The sampling process is often important in both quantitative and qualitative research. Whereas random sampling strategy is often linked to the quantitative study method, non-random sampling strategy is tied to the qualitative study method. Still, the selection of the sampling method must always be founded on the generalization interest. Non-probability strategies, on the other hand, are free from randomization techniques. They are used in studies where it is impossible to randomize the study sample. Examples of non-probability sampling include purposive sampling, snowballing, and expert sampling among others. The mentioned sampling strategies are employed when the members of the population of interest have similar crucial variables and are heterogeneous (Teddlie & Yu 2007). However, probability sampling signifies the superlative strategy for choosing research participants.
According to (Onwuegbuzie and Collins (2007), Probability strategies ensure that all members of a given population have an equal chance of selection. The sampling method may be undertaken randomly, systematically, or through stratification of the data of interest. The cluster sampling strategy which is an example of a probability strategy is ideal when the area of study comprises of units rather than individuals. The method is quite simple and convenient to conduct and saves time as the sampling procedure is complete within a short time. Probability strategies have a high tendency to representativeness all data in the population. (Onwuegbuzie & Collins (2007).
Data Collection Methods
The method of data collection can be qualitative or quantitative. Qualitative methods address the “why” and “how” in research. Some examples of qualitative research methods include focus groups and interviews among others. On the contrary, the quantitative methodology is centered on the “what.” It is systematic and standardized. An example of such an approach is a survey. One preferable data collection method is the Questionnaire. It may be either oral or written. The strengths of the questionnaire are that it is an inexpensive and practical way of gathering information. Mobile and online surveys have no printing costs as they are sent via email to target groups. Also, the results from digital questionnaires give quick feedback in real-time. That means a survey can be conducted in the shortest time possible. It also allows for data collection from a larger audience. The tool can be sent to anyone in any part of the world. The respondents are also not under any form of pressure, thus they can take their time to complete the questions. The benefits of anonymity of respondents allow honest responses thus offering data accuracy. However, the limitation of the Questionnaire is that it does not allow the expression of emotions and feelings. The lack of face-to-face interaction may also lead to misinterpretation of questions leading to skewed results. There is also a risk that some questions may be unanswered. It may also be unsuitable for illiterate respondents or those with hearing or visual challenges.

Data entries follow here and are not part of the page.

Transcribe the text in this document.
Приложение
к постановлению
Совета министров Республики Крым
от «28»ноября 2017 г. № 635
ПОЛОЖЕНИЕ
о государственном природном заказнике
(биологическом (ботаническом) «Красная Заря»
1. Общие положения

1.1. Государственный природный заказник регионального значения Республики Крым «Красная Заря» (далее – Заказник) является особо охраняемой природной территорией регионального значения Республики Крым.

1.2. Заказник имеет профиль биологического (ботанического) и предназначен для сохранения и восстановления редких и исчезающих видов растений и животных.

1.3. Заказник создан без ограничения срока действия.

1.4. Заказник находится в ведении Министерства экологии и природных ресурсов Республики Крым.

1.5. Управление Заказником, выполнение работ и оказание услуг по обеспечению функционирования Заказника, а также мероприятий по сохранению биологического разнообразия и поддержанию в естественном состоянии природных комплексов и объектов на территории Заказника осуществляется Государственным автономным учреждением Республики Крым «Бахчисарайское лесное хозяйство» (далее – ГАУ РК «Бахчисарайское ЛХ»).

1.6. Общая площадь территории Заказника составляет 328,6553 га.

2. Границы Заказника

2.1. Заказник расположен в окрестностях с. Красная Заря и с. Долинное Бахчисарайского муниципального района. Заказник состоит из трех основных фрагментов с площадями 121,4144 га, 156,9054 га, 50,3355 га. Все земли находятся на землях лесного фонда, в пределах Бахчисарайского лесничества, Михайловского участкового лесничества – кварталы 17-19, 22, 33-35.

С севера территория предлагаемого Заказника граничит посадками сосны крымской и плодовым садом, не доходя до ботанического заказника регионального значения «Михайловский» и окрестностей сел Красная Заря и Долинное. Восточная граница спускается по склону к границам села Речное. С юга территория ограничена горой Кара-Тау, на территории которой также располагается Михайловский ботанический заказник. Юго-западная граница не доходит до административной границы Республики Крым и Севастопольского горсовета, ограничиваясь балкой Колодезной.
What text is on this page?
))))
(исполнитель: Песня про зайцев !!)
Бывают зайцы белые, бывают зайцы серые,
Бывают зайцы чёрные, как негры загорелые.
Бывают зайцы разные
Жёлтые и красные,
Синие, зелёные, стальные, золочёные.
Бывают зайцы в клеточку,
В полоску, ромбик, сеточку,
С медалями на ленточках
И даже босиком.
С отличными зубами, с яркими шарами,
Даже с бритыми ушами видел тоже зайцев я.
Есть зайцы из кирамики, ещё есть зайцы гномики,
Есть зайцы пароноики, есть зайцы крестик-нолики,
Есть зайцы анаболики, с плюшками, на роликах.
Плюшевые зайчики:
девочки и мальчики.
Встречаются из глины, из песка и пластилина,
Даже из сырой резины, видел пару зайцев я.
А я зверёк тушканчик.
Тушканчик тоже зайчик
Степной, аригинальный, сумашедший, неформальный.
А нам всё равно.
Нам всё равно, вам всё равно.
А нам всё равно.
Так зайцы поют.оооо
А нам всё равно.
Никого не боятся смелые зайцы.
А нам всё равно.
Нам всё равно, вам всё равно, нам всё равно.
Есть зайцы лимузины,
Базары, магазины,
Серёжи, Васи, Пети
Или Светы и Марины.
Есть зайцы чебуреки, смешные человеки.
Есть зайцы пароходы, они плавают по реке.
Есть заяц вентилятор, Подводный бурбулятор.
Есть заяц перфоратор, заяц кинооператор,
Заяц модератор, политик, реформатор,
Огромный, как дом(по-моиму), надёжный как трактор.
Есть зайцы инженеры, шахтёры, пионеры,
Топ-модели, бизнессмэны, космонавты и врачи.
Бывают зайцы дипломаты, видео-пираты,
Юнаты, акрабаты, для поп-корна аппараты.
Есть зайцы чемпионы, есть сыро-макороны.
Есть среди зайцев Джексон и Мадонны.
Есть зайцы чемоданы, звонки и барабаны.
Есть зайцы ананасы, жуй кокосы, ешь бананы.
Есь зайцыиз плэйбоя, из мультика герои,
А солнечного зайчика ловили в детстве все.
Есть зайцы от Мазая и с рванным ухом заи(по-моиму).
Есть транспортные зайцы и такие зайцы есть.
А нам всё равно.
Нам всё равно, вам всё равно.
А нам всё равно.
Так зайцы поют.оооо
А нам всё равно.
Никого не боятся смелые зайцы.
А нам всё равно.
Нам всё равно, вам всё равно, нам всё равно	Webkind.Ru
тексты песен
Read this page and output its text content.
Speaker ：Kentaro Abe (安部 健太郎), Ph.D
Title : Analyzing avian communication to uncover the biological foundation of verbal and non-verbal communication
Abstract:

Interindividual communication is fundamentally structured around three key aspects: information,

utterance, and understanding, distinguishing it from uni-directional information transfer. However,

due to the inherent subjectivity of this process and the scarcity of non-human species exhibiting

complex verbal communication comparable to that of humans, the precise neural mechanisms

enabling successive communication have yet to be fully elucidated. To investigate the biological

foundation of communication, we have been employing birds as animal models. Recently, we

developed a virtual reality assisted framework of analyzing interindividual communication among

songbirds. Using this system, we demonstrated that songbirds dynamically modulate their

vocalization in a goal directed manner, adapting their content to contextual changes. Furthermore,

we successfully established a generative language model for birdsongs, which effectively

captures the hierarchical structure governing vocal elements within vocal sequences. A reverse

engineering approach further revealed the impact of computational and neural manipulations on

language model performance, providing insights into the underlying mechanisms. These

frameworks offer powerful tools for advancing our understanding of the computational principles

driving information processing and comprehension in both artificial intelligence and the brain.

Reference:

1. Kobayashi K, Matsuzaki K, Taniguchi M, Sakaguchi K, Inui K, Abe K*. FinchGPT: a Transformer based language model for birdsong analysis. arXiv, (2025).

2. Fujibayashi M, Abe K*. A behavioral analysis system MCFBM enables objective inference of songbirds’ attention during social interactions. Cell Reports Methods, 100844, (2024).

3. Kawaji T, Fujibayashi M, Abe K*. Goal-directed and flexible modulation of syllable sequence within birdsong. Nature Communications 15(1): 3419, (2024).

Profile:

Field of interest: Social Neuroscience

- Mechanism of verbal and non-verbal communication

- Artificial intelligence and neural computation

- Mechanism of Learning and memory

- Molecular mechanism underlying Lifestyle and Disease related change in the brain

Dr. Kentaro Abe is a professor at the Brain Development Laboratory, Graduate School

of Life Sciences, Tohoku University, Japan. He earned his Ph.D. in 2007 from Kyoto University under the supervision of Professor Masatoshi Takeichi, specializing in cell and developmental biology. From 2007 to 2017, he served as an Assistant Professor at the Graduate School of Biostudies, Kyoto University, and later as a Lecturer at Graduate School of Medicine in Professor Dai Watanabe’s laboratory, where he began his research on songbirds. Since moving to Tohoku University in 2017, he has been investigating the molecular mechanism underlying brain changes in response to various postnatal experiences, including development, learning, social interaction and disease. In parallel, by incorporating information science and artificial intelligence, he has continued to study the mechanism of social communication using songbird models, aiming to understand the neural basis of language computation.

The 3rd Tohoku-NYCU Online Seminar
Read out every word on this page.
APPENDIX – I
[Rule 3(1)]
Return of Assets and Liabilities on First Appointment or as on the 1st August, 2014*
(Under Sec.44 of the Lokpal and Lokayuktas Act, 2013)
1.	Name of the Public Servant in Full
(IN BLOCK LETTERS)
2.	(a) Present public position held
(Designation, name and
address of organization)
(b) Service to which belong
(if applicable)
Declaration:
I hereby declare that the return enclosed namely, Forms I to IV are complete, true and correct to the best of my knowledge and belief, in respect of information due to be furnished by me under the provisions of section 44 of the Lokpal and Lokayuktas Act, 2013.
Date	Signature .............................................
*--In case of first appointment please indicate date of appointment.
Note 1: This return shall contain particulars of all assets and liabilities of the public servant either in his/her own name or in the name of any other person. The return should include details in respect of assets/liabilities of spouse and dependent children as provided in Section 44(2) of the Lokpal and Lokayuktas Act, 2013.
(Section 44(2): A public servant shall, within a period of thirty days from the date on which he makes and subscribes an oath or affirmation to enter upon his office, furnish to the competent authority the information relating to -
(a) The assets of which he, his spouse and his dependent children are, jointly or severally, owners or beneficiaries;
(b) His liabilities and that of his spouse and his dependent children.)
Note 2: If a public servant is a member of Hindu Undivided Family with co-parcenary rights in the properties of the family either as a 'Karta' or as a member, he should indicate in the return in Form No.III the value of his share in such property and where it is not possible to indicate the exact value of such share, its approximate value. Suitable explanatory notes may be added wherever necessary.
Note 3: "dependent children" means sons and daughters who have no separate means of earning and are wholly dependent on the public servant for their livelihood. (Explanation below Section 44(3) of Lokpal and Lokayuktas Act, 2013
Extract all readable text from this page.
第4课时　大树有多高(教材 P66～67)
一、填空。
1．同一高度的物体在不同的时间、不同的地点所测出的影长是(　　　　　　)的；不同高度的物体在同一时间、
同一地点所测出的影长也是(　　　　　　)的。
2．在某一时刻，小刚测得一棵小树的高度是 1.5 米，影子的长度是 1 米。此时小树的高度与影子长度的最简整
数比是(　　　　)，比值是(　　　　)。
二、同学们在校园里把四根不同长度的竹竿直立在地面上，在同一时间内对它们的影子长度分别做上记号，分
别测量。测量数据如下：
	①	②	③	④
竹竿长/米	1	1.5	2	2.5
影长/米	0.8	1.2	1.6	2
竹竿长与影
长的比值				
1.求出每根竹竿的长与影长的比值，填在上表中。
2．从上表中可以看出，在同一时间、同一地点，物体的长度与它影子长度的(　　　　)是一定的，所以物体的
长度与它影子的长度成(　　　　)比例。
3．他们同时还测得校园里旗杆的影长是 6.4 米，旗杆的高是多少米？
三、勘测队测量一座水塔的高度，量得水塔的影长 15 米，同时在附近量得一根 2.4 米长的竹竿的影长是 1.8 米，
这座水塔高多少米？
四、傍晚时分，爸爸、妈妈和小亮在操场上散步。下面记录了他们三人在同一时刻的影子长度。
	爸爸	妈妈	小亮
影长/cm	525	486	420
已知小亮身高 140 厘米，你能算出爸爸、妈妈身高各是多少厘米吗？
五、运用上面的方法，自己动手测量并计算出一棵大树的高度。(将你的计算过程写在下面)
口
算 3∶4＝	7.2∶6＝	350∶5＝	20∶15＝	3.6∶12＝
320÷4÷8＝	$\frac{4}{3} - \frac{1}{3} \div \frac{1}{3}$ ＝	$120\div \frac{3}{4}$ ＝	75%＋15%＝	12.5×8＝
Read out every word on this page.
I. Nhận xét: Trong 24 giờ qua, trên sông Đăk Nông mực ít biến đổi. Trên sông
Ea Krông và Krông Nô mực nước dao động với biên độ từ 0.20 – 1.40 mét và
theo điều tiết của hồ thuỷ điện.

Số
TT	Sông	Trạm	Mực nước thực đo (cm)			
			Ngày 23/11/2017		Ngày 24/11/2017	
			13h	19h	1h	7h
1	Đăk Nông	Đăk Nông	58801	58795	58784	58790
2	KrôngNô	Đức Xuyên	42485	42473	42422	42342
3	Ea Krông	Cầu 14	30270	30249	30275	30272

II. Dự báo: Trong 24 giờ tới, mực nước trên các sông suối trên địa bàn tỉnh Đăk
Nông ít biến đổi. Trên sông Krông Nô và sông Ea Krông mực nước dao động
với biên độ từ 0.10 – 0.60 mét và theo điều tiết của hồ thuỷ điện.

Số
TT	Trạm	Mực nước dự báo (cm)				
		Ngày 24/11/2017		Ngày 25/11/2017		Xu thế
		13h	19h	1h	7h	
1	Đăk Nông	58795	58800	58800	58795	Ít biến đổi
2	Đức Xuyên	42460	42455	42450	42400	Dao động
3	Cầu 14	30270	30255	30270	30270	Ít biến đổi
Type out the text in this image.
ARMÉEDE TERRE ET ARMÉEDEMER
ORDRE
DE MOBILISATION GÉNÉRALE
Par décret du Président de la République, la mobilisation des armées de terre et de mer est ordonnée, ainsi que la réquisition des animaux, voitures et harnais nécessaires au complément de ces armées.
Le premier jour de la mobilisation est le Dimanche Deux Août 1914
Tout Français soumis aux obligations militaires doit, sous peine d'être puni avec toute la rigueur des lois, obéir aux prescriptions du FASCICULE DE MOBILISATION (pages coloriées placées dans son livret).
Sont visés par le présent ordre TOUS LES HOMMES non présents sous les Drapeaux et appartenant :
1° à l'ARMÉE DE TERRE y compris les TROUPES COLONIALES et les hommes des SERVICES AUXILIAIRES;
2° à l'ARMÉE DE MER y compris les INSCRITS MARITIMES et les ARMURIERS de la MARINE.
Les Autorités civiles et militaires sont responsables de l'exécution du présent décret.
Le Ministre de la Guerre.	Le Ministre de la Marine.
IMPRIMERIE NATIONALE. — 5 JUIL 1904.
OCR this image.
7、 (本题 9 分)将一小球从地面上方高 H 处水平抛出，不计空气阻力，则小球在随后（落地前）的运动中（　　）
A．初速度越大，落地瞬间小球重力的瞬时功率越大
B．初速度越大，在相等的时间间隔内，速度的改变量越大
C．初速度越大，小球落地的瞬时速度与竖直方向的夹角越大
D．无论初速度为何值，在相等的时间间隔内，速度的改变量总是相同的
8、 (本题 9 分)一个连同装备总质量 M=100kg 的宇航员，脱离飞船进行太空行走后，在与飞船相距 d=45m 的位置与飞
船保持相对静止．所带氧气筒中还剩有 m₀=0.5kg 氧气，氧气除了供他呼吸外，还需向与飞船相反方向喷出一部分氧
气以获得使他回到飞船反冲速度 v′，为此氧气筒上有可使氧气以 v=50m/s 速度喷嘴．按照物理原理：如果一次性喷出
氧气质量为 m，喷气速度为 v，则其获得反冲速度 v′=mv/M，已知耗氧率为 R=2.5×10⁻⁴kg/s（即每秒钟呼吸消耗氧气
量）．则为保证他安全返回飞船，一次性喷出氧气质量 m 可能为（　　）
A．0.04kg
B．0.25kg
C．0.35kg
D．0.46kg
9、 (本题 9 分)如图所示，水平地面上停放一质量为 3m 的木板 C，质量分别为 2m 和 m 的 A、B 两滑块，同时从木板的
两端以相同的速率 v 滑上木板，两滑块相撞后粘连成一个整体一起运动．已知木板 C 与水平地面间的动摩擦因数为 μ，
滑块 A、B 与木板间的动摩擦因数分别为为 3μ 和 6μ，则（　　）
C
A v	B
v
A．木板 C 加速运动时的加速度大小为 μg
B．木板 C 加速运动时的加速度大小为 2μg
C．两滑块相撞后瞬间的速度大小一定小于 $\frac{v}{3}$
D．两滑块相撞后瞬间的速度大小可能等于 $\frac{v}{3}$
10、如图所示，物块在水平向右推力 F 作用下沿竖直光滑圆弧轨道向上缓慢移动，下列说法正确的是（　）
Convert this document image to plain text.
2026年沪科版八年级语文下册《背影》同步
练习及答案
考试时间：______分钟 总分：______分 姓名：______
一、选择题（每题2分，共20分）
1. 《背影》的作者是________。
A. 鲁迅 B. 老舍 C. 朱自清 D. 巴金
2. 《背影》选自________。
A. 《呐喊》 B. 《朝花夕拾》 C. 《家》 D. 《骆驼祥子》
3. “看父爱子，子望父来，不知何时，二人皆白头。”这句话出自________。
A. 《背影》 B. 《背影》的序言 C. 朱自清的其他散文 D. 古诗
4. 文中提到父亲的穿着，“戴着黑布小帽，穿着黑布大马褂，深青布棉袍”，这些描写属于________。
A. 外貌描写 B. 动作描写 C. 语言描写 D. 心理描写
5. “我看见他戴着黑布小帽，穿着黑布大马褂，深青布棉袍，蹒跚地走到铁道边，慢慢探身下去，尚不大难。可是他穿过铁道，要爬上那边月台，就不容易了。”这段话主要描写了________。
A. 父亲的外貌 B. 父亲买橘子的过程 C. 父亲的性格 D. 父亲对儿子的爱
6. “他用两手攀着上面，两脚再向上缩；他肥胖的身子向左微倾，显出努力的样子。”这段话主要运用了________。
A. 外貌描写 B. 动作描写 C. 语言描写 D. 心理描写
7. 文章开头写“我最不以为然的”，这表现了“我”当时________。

Though the method requires a participant’s approval, the ethical issue involved could be the sensitivity of the questions which could trigger distress. However, the strategy will be offering a clear overview of the research and ensuring the mood of the interviewee before administering the data collection method. Moreover, the questionnaire will have the option of ‘pass’ to ensure that participants’ rights are not infringed.
Reliability and Validity
Reliability is the capacity of research to yield the same results whenever it is repeated. If the test produces different findings whenever research is conducted using the same method, then the study cannot be termed reliable. On the other hand, validity is the integrity of the research. Validity means the capacity of study research to be generalized to a study population. The relationship between reliability and validity is that for a study to be valid, it has to be reliable. However, reliability is not a condition for validity (Drost 2011). For instance, in my discipline of health science, my weighing scale could read 109 pounds anytime a particular client stepped on it despite the client’s actual weight of 120 pounds. Hence, it shows that my weighing scale is reliable but not valid.
Drost, E. A. (2011). Validity and reliability in social science research. Education Research and Perspectives, 38(1), 105–124.
Onwuegbuzie, A. J., & Collins, K. M. (2007). A typology of mixed methods sampling designs in social science research. The Qualitative Report, 12(2), 281–316. Retrieved from http://nsuworks.nova.edu/tqr/vol12/iss2/9
Teddlie, C., & Yu, F. (2007). Mixed methods sampling: A typology with examples. Journal of mixed methods research, 1(1), 77-100.